Going “rogue,” or seeing road warriors making “open bookings” outside the corporate-booking tool and contravening corporate travel policy, has been a hot topic in business travel circles this year, with travel and expense solutions provider Concur, for example, readying an open booking platform for small- to medium-size businesses.

However, the surveyed travel managers placed open booking far down on the their list of factors that would influence their managed travel programs the most in 2013, and perhaps the reason is that out-of-policy bookings have been a perennial nuisance and aren’t reaching crisis proportions.

Anticipated trends

The survey tallies on the most-impactful trends were:

  • Air and hotel ancillary fees: (3.35)
  • Airline consolidation (3.34)
  • Mobile technologies (3.15)
  • Big data (2.82)
  • Open booking (2.51%)
  • Corporate card Chip & Pin (2.34)

Corporate card Chip & Pin is commonly used outside the U.S., AirPlus states, where cards require a pin to use instead of a magnetic stripe.

It is interesting that of the above envisioned impactful trends in 2013, the travel managers indicated they would have much more sway in addressing mobile technologies, and air and hotel ancillary fees within their managed travel programs than they would trends such as airline consolidation and open booking.

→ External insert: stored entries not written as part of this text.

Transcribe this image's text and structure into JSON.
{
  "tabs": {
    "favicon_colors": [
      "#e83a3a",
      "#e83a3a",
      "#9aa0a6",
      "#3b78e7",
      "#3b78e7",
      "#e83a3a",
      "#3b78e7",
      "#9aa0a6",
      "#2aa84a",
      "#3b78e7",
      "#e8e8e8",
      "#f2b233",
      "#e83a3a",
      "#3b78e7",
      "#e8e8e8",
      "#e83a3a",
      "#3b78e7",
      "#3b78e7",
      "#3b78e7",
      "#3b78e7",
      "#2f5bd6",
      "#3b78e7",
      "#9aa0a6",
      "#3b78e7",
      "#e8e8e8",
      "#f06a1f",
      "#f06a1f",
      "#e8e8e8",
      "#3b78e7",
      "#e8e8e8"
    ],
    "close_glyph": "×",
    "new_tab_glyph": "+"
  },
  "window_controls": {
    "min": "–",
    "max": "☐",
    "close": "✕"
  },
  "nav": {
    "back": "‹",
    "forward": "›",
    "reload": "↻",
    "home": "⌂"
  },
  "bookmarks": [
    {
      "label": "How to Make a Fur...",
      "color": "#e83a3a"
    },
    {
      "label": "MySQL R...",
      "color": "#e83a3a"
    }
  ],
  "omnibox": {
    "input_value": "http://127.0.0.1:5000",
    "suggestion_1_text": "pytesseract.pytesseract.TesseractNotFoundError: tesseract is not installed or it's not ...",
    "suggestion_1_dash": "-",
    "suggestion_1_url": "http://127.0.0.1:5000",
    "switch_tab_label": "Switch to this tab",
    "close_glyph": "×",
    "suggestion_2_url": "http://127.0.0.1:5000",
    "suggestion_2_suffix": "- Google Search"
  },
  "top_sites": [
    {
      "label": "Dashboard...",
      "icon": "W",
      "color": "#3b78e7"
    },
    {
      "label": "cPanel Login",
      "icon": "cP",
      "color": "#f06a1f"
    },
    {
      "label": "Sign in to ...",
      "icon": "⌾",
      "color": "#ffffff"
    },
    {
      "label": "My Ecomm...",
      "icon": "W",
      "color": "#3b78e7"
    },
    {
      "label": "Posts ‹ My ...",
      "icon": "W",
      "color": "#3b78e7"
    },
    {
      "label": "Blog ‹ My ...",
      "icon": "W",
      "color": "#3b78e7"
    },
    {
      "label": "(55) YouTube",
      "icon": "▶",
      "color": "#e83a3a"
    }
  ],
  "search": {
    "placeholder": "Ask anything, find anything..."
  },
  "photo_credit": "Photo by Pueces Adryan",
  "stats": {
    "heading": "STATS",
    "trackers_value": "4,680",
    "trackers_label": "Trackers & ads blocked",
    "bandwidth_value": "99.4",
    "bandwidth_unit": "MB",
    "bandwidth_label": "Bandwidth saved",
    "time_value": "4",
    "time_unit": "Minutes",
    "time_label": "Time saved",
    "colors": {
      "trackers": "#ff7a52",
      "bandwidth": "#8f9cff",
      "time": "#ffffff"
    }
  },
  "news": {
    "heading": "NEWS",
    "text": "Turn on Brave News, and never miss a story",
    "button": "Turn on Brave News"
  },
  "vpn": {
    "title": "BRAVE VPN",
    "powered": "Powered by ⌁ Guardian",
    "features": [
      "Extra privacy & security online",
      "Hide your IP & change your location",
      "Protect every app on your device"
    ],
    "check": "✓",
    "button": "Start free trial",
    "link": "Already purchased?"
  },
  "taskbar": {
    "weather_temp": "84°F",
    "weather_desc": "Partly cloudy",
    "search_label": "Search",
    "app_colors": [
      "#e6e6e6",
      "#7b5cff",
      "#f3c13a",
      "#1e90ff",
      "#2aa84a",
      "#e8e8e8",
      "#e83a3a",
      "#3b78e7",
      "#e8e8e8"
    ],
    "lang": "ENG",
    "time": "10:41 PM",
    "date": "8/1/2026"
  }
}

Here is the travel managers’ ranking of the trends they felt would be addressable in their managed travel programs next year:

  • Mobile technologies: (71.4%)
  • Air and hotel ancillary fees (62.6%)
  • Open booking (41.8%)
  • Airline consolidation (41.8%)
  • Corporate card Chip & Pin (30.8%)
  • Big data (27.5%)
That makes sense that the travel managers feel relatively empowered about their chances of dealing with mobile technologies and ancillary fees.
That’s because corporate travel managers are beginning to offer mobile booking solutions and can establish policies pertaining to air and hotel ancillary fees while it would be difficult to influence events out of their control such as a possible US Airways merger with American Airlines.